Baltika has posted a healthy lift in operating profit for the first half of this year.

The Russian brewer, which is owned by Carlsberg and Scottish & Newcastle's Eastern European joint venture Baltic Beverages Holding, said earlier this week that operating profit for the six-month period leapt by 39.5% year-on-year to EUR256.1m (US$350.3m).

The impressive rise came on the back of increasing sales, up 35.9% in the period to EUR1.06bn. Beer volumes were also up, by 29.6% to 21.8m hectolitres.

"Defying the unfavorable trends of rising input and distribution costs in H1 2007, the company achieved strong financial results due to positive impact of operational leverage, performance of power brands and portfolio mix and final $20m synergy effects from the merger," said Baltika's president Anton Artemiev. "In H1 2007 the company strengthened its leadership on the Russian beer market and widened its operations worldwide."
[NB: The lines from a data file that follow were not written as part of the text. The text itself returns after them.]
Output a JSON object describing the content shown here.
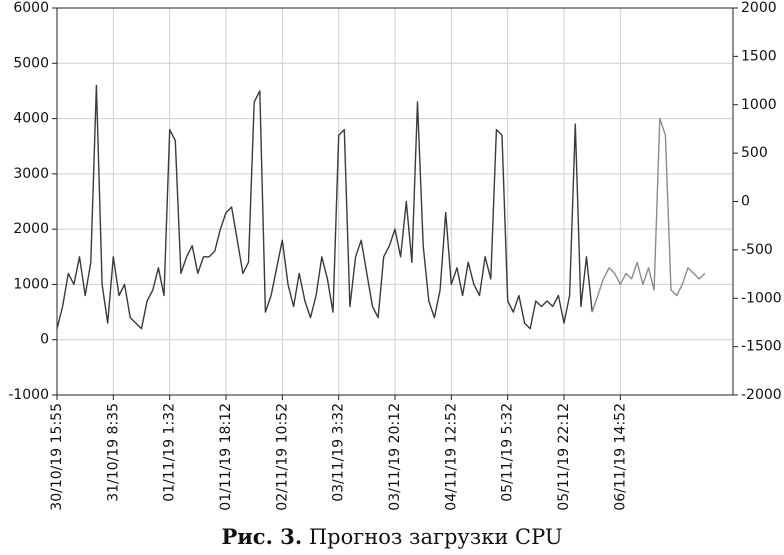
{
  "chart_data": {
    "type": "line",
    "caption_label": "Рис. 3.",
    "title": "Прогноз загрузки CPU",
    "xlim": [
      0,
      12
    ],
    "xticks": [
      {
        "value": 0,
        "label": "30/10/19 15:55"
      },
      {
        "value": 1,
        "label": "31/10/19 8:35"
      },
      {
        "value": 2,
        "label": "01/11/19 1:32"
      },
      {
        "value": 3,
        "label": "01/11/19 18:12"
      },
      {
        "value": 4,
        "label": "02/11/19 10:52"
      },
      {
        "value": 5,
        "label": "03/11/19 3:32"
      },
      {
        "value": 6,
        "label": "03/11/19 20:12"
      },
      {
        "value": 7,
        "label": "04/11/19 12:52"
      },
      {
        "value": 8,
        "label": "05/11/19 5:32"
      },
      {
        "value": 9,
        "label": "05/11/19 22:12"
      },
      {
        "value": 10,
        "label": "06/11/19 14:52"
      }
    ],
    "ylim": [
      -1000,
      6000
    ],
    "yticks": [
      -1000,
      0,
      1000,
      2000,
      3000,
      4000,
      5000,
      6000
    ],
    "y2lim": [
      -2000,
      2000
    ],
    "y2ticks": [
      -2000,
      -1500,
      -1000,
      -500,
      0,
      500,
      1000,
      1500,
      2000
    ],
    "grid": true,
    "series": [
      {
        "color": "#3a3a3a",
        "x": [
          0,
          0.1,
          0.2,
          0.3,
          0.4,
          0.5,
          0.6,
          0.7,
          0.8,
          0.9,
          1,
          1.1,
          1.2,
          1.3,
          1.4,
          1.5,
          1.6,
          1.7,
          1.8,
          1.9,
          2,
          2.1,
          2.2,
          2.3,
          2.4,
          2.5,
          2.6,
          2.7,
          2.8,
          2.9,
          3,
          3.1,
          3.2,
          3.3,
          3.4,
          3.5,
          3.6,
          3.7,
          3.8,
          3.9,
          4,
          4.1,
          4.2,
          4.3,
          4.4,
          4.5,
          4.6,
          4.7,
          4.8,
          4.9,
          5,
          5.1,
          5.2,
          5.3,
          5.4,
          5.5,
          5.6,
          5.7,
          5.8,
          5.9,
          6,
          6.1,
          6.2,
          6.3,
          6.4,
          6.5,
          6.6,
          6.7,
          6.8,
          6.9,
          7,
          7.1,
          7.2,
          7.3,
          7.4,
          7.5,
          7.6,
          7.7,
          7.8,
          7.9,
          8,
          8.1,
          8.2,
          8.3,
          8.4,
          8.5,
          8.6,
          8.7,
          8.8,
          8.9,
          9,
          9.1,
          9.2,
          9.3,
          9.4,
          9.5
        ],
        "values": [
          200,
          600,
          1200,
          1000,
          1500,
          800,
          1400,
          4600,
          1000,
          300,
          1500,
          800,
          1000,
          400,
          300,
          200,
          700,
          900,
          1300,
          800,
          3800,
          3600,
          1200,
          1500,
          1700,
          1200,
          1500,
          1500,
          1600,
          2000,
          2300,
          2400,
          1800,
          1200,
          1400,
          4300,
          4500,
          500,
          800,
          1300,
          1800,
          1000,
          600,
          1200,
          700,
          400,
          800,
          1500,
          1100,
          500,
          3700,
          3800,
          600,
          1500,
          1800,
          1200,
          600,
          400,
          1500,
          1700,
          2000,
          1500,
          2500,
          1400,
          4300,
          1700,
          700,
          400,
          900,
          2300,
          1000,
          1300,
          800,
          1400,
          1000,
          800,
          1500,
          1100,
          3800,
          3700,
          700,
          500,
          800,
          300,
          200,
          700,
          600,
          700,
          600,
          800,
          300,
          800,
          3900,
          600,
          1500,
          500
        ]
      },
      {
        "color": "#8c8c8c",
        "x": [
          9.5,
          9.6,
          9.7,
          9.8,
          9.9,
          10,
          10.1,
          10.2,
          10.3,
          10.4,
          10.5,
          10.6,
          10.7,
          10.8,
          10.9,
          11,
          11.1,
          11.2,
          11.3,
          11.4,
          11.5
        ],
        "values": [
          500,
          800,
          1100,
          1300,
          1200,
          1000,
          1200,
          1100,
          1400,
          1000,
          1300,
          900,
          4000,
          3700,
          900,
          800,
          1000,
          1300,
          1200,
          1100,
          1200
        ]
      }
    ]
  }
}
The company was particularly pleased with its performance abroad in the period, with Switzerland, North Korea and Mexico taking deliveried for the first time, and Mongolia resuming deliveries. Export sales in the half grew by 15%, reaching 0.9m hectolitres.

In April, Scottish & Newcastle signed a license agreement to brew Baltika No.3 Classicheskoye in the UK.

Moving forward, Baltika said it expects market growth to slow in the second half to between 11% and 13%. "In the medium term we keep our market growth estimates of 3-5%," the company said.